A Google-backed company, that offers a personal genetic screening to test for diseases such as cancer and Parkinson’s will be available in the UK from today despite deep public health concerns in the US. The Department of Health is warning people that they should “think carefully” before using the £125 genomic assessment as “no test is 100 per cent reliable”. America’s public health authority, the Food and Drug Administration, banned the company, 23andMe, from predicting people’s future health after failing to prove the tests were accurate.

Now, the California-based company, set up by Anne Wojcicki, the wife of Google’s co-founder Sergey Brin, is launching in the UK amid questions over whether the science is sound and could drive people to seek out unnecessary treatments. 23andMe – named after the 23 pairs of chromosomes in a human cell – offers its customers reports on more than 100 health and personal traits based on genetic tests carried out on saliva samples. It claims that its Personal Genome Service (PGS) can also unveil genetic secrets about an individual’s ancestry – even telling customers what percentage of their DNA comes from Neanderthals.

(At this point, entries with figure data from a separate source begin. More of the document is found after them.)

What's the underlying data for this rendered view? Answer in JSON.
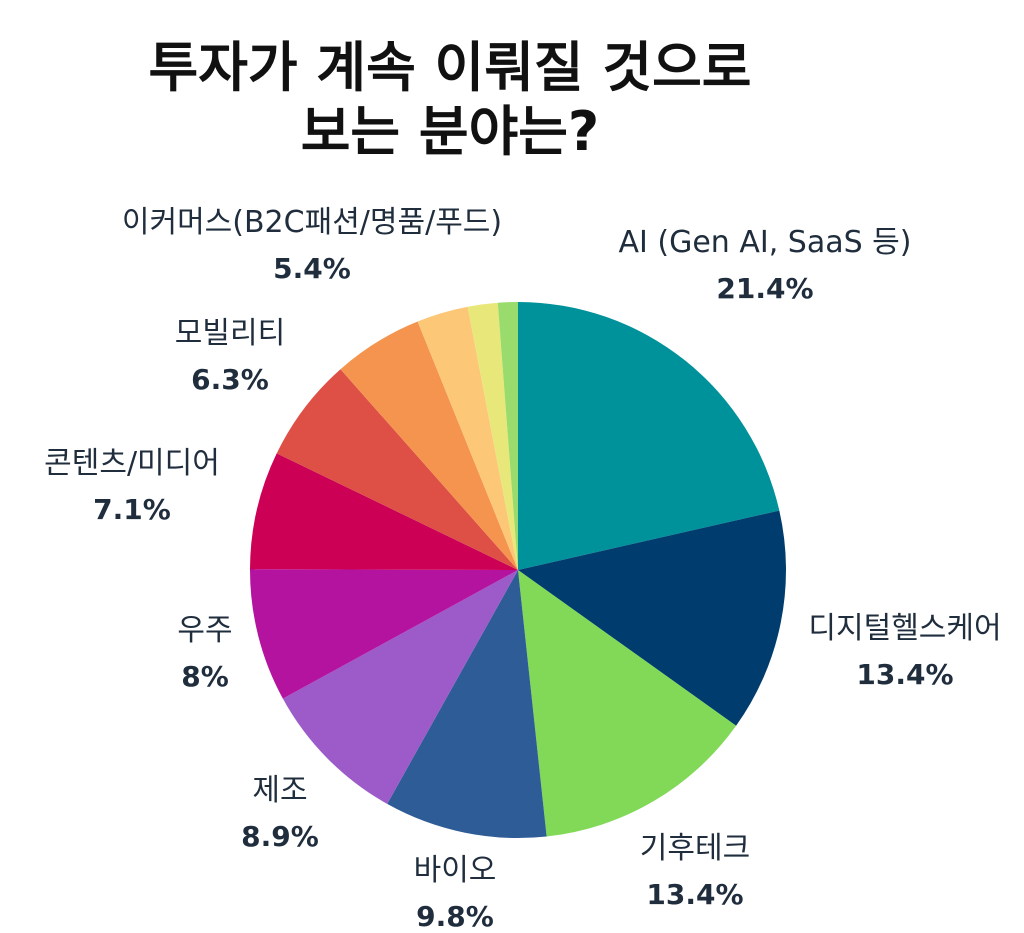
{
  "title": {
    "line1": "투자가 계속 이뤄질 것으로",
    "line2": "보는 분야는?"
  },
  "chart_data": {
    "type": "pie",
    "start": "12 o'clock, clockwise",
    "slices": [
      {
        "label": "AI (Gen AI, SaaS 등)",
        "value": 21.4,
        "pct_label": "21.4%",
        "color": "#00929A"
      },
      {
        "label": "디지털헬스케어",
        "value": 13.4,
        "pct_label": "13.4%",
        "color": "#003D6E"
      },
      {
        "label": "기후테크",
        "value": 13.4,
        "pct_label": "13.4%",
        "color": "#82D857"
      },
      {
        "label": "바이오",
        "value": 9.8,
        "pct_label": "9.8%",
        "color": "#2E5C97"
      },
      {
        "label": "제조",
        "value": 8.9,
        "pct_label": "8.9%",
        "color": "#9C5BC9"
      },
      {
        "label": "우주",
        "value": 8,
        "pct_label": "8%",
        "color": "#B4139F"
      },
      {
        "label": "콘텐츠/미디어",
        "value": 7.1,
        "pct_label": "7.1%",
        "color": "#CC0055"
      },
      {
        "label": "모빌리티",
        "value": 6.3,
        "pct_label": "6.3%",
        "color": "#DE5045"
      },
      {
        "label": "이커머스(B2C패션/명품/푸드)",
        "value": 5.4,
        "pct_label": "5.4%",
        "color": "#F5944E"
      },
      {
        "label": "",
        "value": 3.1,
        "pct_label": "",
        "color": "#FCC877"
      },
      {
        "label": "",
        "value": 1.8,
        "pct_label": "",
        "color": "#E8E87A"
      },
      {
        "label": "",
        "value": 1.2,
        "pct_label": "",
        "color": "#9ADB6E"
      }
    ]
  }
}
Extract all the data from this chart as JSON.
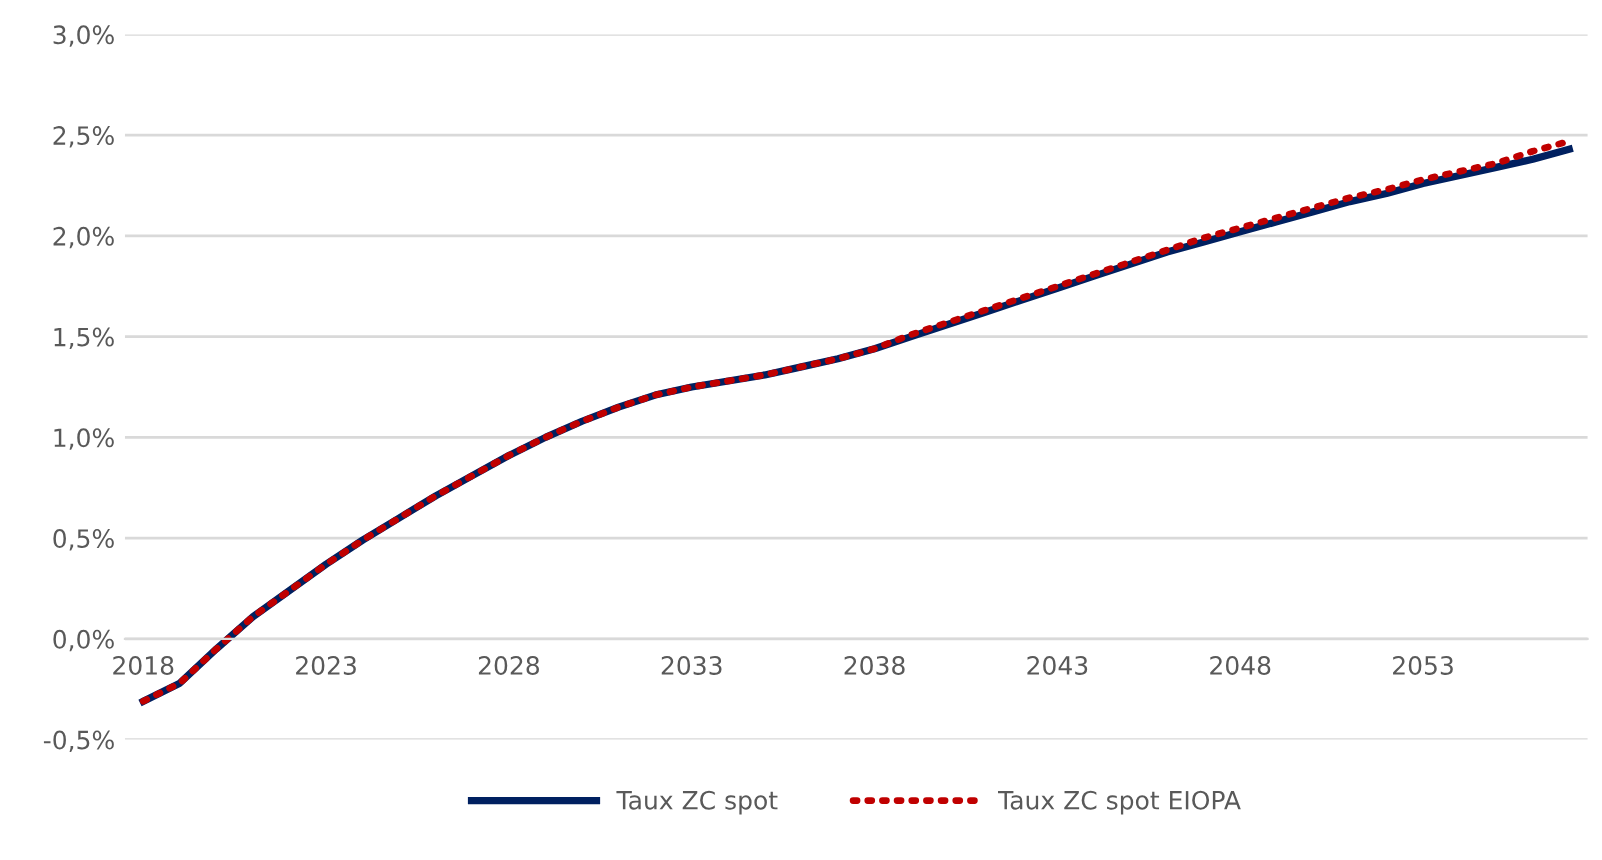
{
  "chart_data": {
    "type": "line",
    "categories": [
      "2018",
      null,
      null,
      null,
      null,
      "2023",
      null,
      null,
      null,
      null,
      "2028",
      null,
      null,
      null,
      null,
      "2033",
      null,
      null,
      null,
      null,
      "2038",
      null,
      null,
      null,
      null,
      "2043",
      null,
      null,
      null,
      null,
      "2048",
      null,
      null,
      null,
      null,
      "2053",
      null,
      null,
      null,
      null
    ],
    "series": [
      {
        "name": "Taux ZC spot",
        "color": "#002060",
        "line_style": "solid",
        "values": [
          -0.31,
          -0.22,
          -0.05,
          0.11,
          0.24,
          0.37,
          0.49,
          0.6,
          0.71,
          0.81,
          0.91,
          1.0,
          1.08,
          1.15,
          1.21,
          1.25,
          1.28,
          1.31,
          1.35,
          1.39,
          1.44,
          1.5,
          1.56,
          1.62,
          1.68,
          1.74,
          1.8,
          1.86,
          1.92,
          1.97,
          2.02,
          2.07,
          2.12,
          2.17,
          2.21,
          2.26,
          2.3,
          2.34,
          2.38,
          2.43
        ]
      },
      {
        "name": "Taux ZC spot EIOPA",
        "color": "#c00000",
        "line_style": "dotted",
        "values": [
          -0.31,
          -0.22,
          -0.05,
          0.11,
          0.24,
          0.37,
          0.49,
          0.6,
          0.71,
          0.81,
          0.91,
          1.0,
          1.08,
          1.15,
          1.21,
          1.25,
          1.28,
          1.31,
          1.35,
          1.39,
          1.44,
          1.51,
          1.57,
          1.63,
          1.69,
          1.75,
          1.81,
          1.87,
          1.93,
          1.99,
          2.04,
          2.09,
          2.14,
          2.19,
          2.23,
          2.28,
          2.32,
          2.36,
          2.42,
          2.47
        ]
      }
    ],
    "ylim": [
      -0.5,
      3.0
    ],
    "yticks": [
      {
        "value": -0.5,
        "label": "-0,5%"
      },
      {
        "value": 0,
        "label": "0,0%"
      },
      {
        "value": 0.5,
        "label": "0,5%"
      },
      {
        "value": 1.0,
        "label": "1,0%"
      },
      {
        "value": 1.5,
        "label": "1,5%"
      },
      {
        "value": 2.0,
        "label": "2,0%"
      },
      {
        "value": 2.5,
        "label": "2,5%"
      },
      {
        "value": 3.0,
        "label": "3,0%"
      }
    ],
    "grid": "y",
    "legend": "bottom",
    "marker": "none"
  }
}
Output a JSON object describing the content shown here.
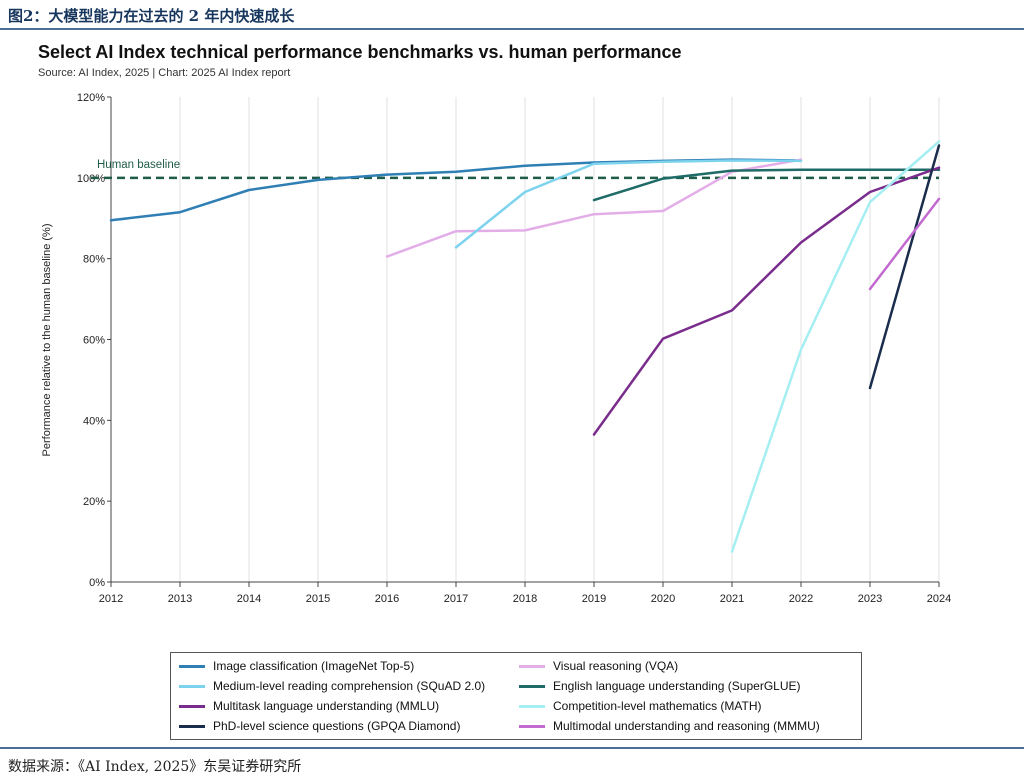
{
  "figure": {
    "caption": "图2：大模型能力在过去的 2 年内快速成长",
    "source": "数据来源：《AI Index, 2025》东吴证券研究所"
  },
  "chart_data": {
    "type": "line",
    "title": "Select AI Index technical performance benchmarks vs. human performance",
    "subtitle": "Source: AI Index, 2025 | Chart: 2025 AI Index report",
    "ylabel": "Performance relative to the human baseline (%)",
    "xlabel": "",
    "xlim": [
      2012,
      2024
    ],
    "ylim": [
      0,
      120
    ],
    "x_ticks": [
      2012,
      2013,
      2014,
      2015,
      2016,
      2017,
      2018,
      2019,
      2020,
      2021,
      2022,
      2023,
      2024
    ],
    "y_ticks": [
      {
        "value": 0,
        "label": "0%"
      },
      {
        "value": 20,
        "label": "20%"
      },
      {
        "value": 40,
        "label": "40%"
      },
      {
        "value": 60,
        "label": "60%"
      },
      {
        "value": 80,
        "label": "80%"
      },
      {
        "value": 100,
        "label": "100%"
      },
      {
        "value": 120,
        "label": "120%"
      }
    ],
    "grid": {
      "x": true,
      "y": false
    },
    "baseline": {
      "label": "Human baseline",
      "value": 100,
      "color": "#1f5c49"
    },
    "legend_position": "bottom",
    "series": [
      {
        "name": "Image classification (ImageNet Top-5)",
        "color": "#2f7fb5",
        "points": [
          [
            2012,
            89.5
          ],
          [
            2013,
            91.5
          ],
          [
            2014,
            97
          ],
          [
            2015,
            99.5
          ],
          [
            2016,
            100.8
          ],
          [
            2017,
            101.5
          ],
          [
            2018,
            103
          ],
          [
            2019,
            103.8
          ],
          [
            2020,
            104.2
          ],
          [
            2021,
            104.5
          ],
          [
            2022,
            104.3
          ]
        ]
      },
      {
        "name": "Visual reasoning (VQA)",
        "color": "#e3aee8",
        "points": [
          [
            2016,
            80.5
          ],
          [
            2017,
            86.8
          ],
          [
            2018,
            87
          ],
          [
            2019,
            91
          ],
          [
            2020,
            91.8
          ],
          [
            2021,
            101.5
          ],
          [
            2022,
            104.5
          ]
        ]
      },
      {
        "name": "Medium-level reading comprehension (SQuAD 2.0)",
        "color": "#7dd3ee",
        "points": [
          [
            2017,
            82.8
          ],
          [
            2018,
            96.5
          ],
          [
            2019,
            103.5
          ],
          [
            2020,
            104
          ],
          [
            2021,
            104.3
          ],
          [
            2022,
            104.2
          ]
        ]
      },
      {
        "name": "English language understanding (SuperGLUE)",
        "color": "#1e6b68",
        "points": [
          [
            2019,
            94.5
          ],
          [
            2020,
            99.8
          ],
          [
            2021,
            101.8
          ],
          [
            2022,
            102
          ],
          [
            2023,
            102
          ],
          [
            2024,
            102
          ]
        ]
      },
      {
        "name": "Multitask language understanding (MMLU)",
        "color": "#7a2c8c",
        "points": [
          [
            2019,
            36.5
          ],
          [
            2020,
            60.2
          ],
          [
            2021,
            67.2
          ],
          [
            2022,
            84
          ],
          [
            2023,
            96.5
          ],
          [
            2024,
            102.5
          ]
        ]
      },
      {
        "name": "Competition-level mathematics (MATH)",
        "color": "#a5eef2",
        "points": [
          [
            2021,
            7.5
          ],
          [
            2022,
            57.5
          ],
          [
            2023,
            94
          ],
          [
            2024,
            109
          ]
        ]
      },
      {
        "name": "PhD-level science questions (GPQA Diamond)",
        "color": "#1b2d4d",
        "points": [
          [
            2023,
            48
          ],
          [
            2024,
            108
          ]
        ]
      },
      {
        "name": "Multimodal understanding and reasoning (MMMU)",
        "color": "#c36ad1",
        "points": [
          [
            2023,
            72.5
          ],
          [
            2024,
            94.8
          ]
        ]
      }
    ]
  }
}
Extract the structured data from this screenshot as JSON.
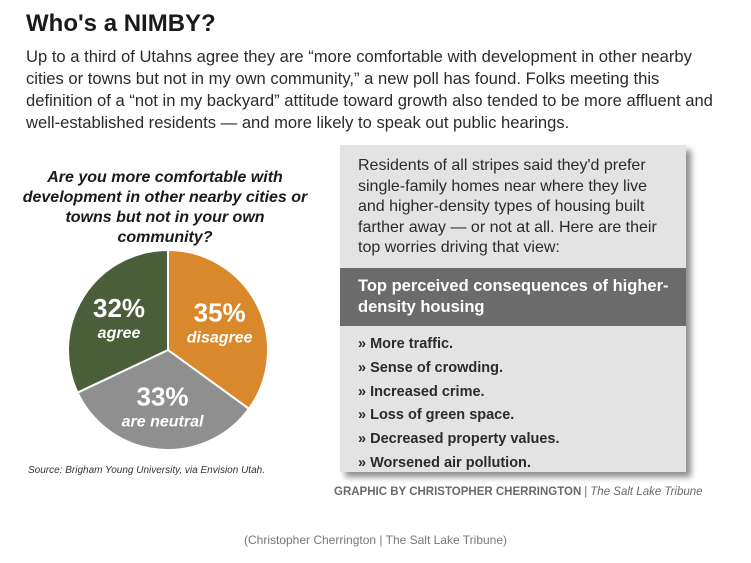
{
  "title": "Who's a NIMBY?",
  "intro": "Up to a third of Utahns agree they are “more comfortable with development in other nearby cities or towns but not in my own community,” a new poll has found. Folks meeting this definition of a “not in my backyard” attitude toward growth also tended to be more affluent and well-established residents — and more likely to speak out public hearings.",
  "chart_data": {
    "type": "pie",
    "title": "Are you more comfortable with development in other nearby cities or towns but not in your own community?",
    "slices": [
      {
        "label": "disagree",
        "value": 35,
        "display": "35%",
        "color": "#d9882c"
      },
      {
        "label": "are neutral",
        "value": 33,
        "display": "33%",
        "color": "#8f8f8f"
      },
      {
        "label": "agree",
        "value": 32,
        "display": "32%",
        "color": "#4a5e3a"
      }
    ]
  },
  "source": "Source: Brigham Young University, via Envision Utah.",
  "sidebar": {
    "intro": "Residents of all stripes said they'd prefer single-family homes near where they live and higher-density types of housing built farther away — or not at all. Here are their top worries driving that view:",
    "heading": "Top perceived consequences of higher-density housing",
    "items": [
      "» More traffic.",
      "» Sense of crowding.",
      "» Increased crime.",
      "» Loss of green space.",
      "» Decreased property values.",
      "» Worsened air pollution."
    ]
  },
  "credit": {
    "byline": "GRAPHIC BY CHRISTOPHER CHERRINGTON",
    "separator": "|",
    "publication": "The Salt Lake Tribune"
  },
  "caption": "(Christopher Cherrington | The Salt Lake Tribune)"
}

Globally, 800,000 people have taken the tests, which are already available in the US and Canada. However, customers in the US do not currently receive information on their health after the FDA temporarily banned 23andMe from marketing the test last year. “Without strong public oversight, we’re back to the era of snake oil,” Marcy Darnovsky, chief executive of the Centre for Genetics and Society, said at the time. The company says it had addressed the concerns raised by the FDA, and the UK test offers health reports on fewer conditions.